Remember chargebacks? It’s the practice of tracking how much
bandwidth, CPU time, disk storage or other expensive IT stuff a specific employee
or business unit is using, and then charging them for what they used. The idea
is that if people have to pay for what they use, they’ll use less of it.
Great idea, except it gets so complicated and cumbersome that very few IT organizations I talk to these days bother with it. Half the time, they don’t even know how many virtual machines they’re running or how much disk space they have, much less who’s using them or how the heck to charge them for it. Then there’s the monumental hassle of getting agreement on chargeback formulas, as well as all the paperwork required to issue and pay the bills. It doesn’t quite make sense, especially in a recession, when you remember you’re only talking about “funny money” – shifting pocket change from one pocket of the corporate pants into another, rather than spending your time getting more money from customers.
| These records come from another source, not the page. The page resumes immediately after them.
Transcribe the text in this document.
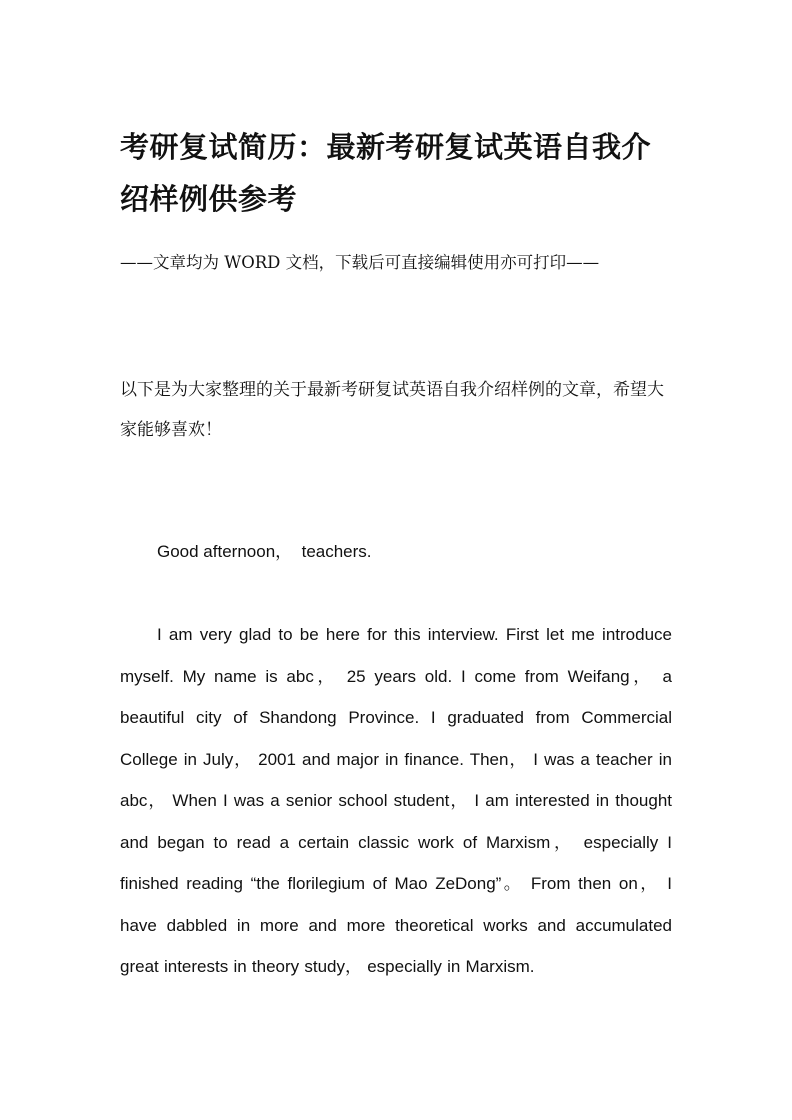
考研复试简历：最新考研复试英语自我介绍样例供参考

——文章均为 WORD 文档，下载后可直接编辑使用亦可打印——

以下是为大家整理的关于最新考研复试英语自我介绍样例的文章，希望大家能够喜欢！

Good afternoon，  teachers.

I am very glad to be here for this interview. First let me introduce myself. My name is abc， 25 years old. I come from Weifang， a beautiful city of Shandong Province. I graduated from Commercial College in July， 2001 and major in finance. Then， I was a teacher in abc， When I was a senior school student， I am interested in thought and began to read a certain classic work of Marxism， especially I finished reading “the florilegium of Mao ZeDong”。 From then on， I have dabbled in more and more theoretical works and accumulated great interests in theory study， especially in Marxism.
But how about if you could just show people how many IT resources they were wasting, holding them up to public ridicule – or at least pressure from their bosses – to hold down their ravenous appetites? That’s how some customers are using Hyper9’s Virtualization Optimization Suite, according to the company’s Director of Product Management Jonathan Reeve. It’s called “showback,” he says, when the offender is just shown the error of their ways – say, a report listing all the VMs they created to test a new application and never shut down, leaving them to eat up power, CPU cycles and disk space. “Shameback” is – well, when the conversation gets more pointed. If Sigmund Freud were a data center manager, he would have figured this out long ago.